The problem, however, is that the Complaint fails to adequately plead those claims. Plaintiffs proceeding under a design-defect theory “must plead either that the product's risk outweighs its harm, or that an alternate design exists.” Mendez v. Shah, 28 F.Supp. 3D 282,298 (D.N.J. 2014). Similarly, failure-to-warn theories require allegations of a manufacturer's duty to warn, an inadequate warning, and proximate cause. Id. at 299 (citing James v. Bessemer Processing Co. 714 A.2d 898, 907 (N.J. 1998); Coffman v. Keene Corp., 628 A.2d 710, 716 (N.J. 1993)). The nine-paragraph Complaint does not meet this challenge. Even liberally construed, it does not allege that Remeron was unduly harmful or that a reasonable alternative existed. Nor does it allege facts giving rise to a reasonable inference that Merck had a duty to warn, inadequately warned LaTouche of the side effects of Remeron, or proximately caused LaTouche's injuries (particularly his 2021 hormonal spike). To be sure, the Court is skeptical of LaTouche's failure-to-warn claim because the Remeron label appears to unambiguously warn of “breast pain,” “breast engorgement,” and “breast enlargement.” (E.g, Cohen Decl. Ex. C (2005 Remeron Label), at *53, ECF No. 5-2.)

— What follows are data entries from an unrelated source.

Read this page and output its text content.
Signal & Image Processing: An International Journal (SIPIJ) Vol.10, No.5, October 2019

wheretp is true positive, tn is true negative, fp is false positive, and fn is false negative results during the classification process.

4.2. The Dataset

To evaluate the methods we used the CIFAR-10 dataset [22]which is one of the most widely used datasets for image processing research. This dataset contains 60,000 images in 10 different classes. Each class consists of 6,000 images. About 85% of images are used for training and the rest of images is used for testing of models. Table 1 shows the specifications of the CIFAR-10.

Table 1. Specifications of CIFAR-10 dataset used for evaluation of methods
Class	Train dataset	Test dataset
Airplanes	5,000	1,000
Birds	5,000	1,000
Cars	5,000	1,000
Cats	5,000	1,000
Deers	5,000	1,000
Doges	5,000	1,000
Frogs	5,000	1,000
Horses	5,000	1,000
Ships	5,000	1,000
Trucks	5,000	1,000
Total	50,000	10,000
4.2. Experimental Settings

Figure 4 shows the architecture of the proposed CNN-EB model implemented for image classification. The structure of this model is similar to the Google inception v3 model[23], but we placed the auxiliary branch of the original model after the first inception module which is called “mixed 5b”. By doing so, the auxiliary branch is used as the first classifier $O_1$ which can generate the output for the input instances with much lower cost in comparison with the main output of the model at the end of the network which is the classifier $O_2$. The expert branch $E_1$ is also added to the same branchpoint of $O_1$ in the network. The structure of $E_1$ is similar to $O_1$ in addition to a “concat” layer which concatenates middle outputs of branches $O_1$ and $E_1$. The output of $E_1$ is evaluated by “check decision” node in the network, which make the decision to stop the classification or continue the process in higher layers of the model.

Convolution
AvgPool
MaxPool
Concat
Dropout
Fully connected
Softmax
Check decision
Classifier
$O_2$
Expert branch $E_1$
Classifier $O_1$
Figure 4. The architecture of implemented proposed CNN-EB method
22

On a motion to dismiss, courts may take judicial notice of FDA-approved drug labels attached to a defendant's motion. See In re Amarin Corp. PLC Secs. Litig.JAo. 19-6601,2021 WL 1171669, at *11 (D.N.J. Mar. 29, 2021) (taking judicial notice of drug labels when “the facts in the FDA-approved drug label ‘are not subject to reasonable dispute because' those facts ‘can be accurately and readily determined from sources whose accuracy cannot reasonably be questioned,' like the FDA” (quoting Fed.R.Evid. 201(b)(2)); In re Avandia Mktg. Sales Practices & Prods. Liab. Litig., 588 Fed.Appx. 171, 174 n.14 (3d Cir. 2014) (taking judicial notice of drug label when label was “publicly available on the FDA's website” and “complaint explicitly referred] to [the] labels”).
IV. CONCLUSION
The Court dismisses LaTouche's Complaint for failure to state a claim. Because the Court will grant LaTouche leave to amend, LaTouche should correct the deficiencies identified in this Memorandum Opinion in any amended complaint. An appropriate order will follow.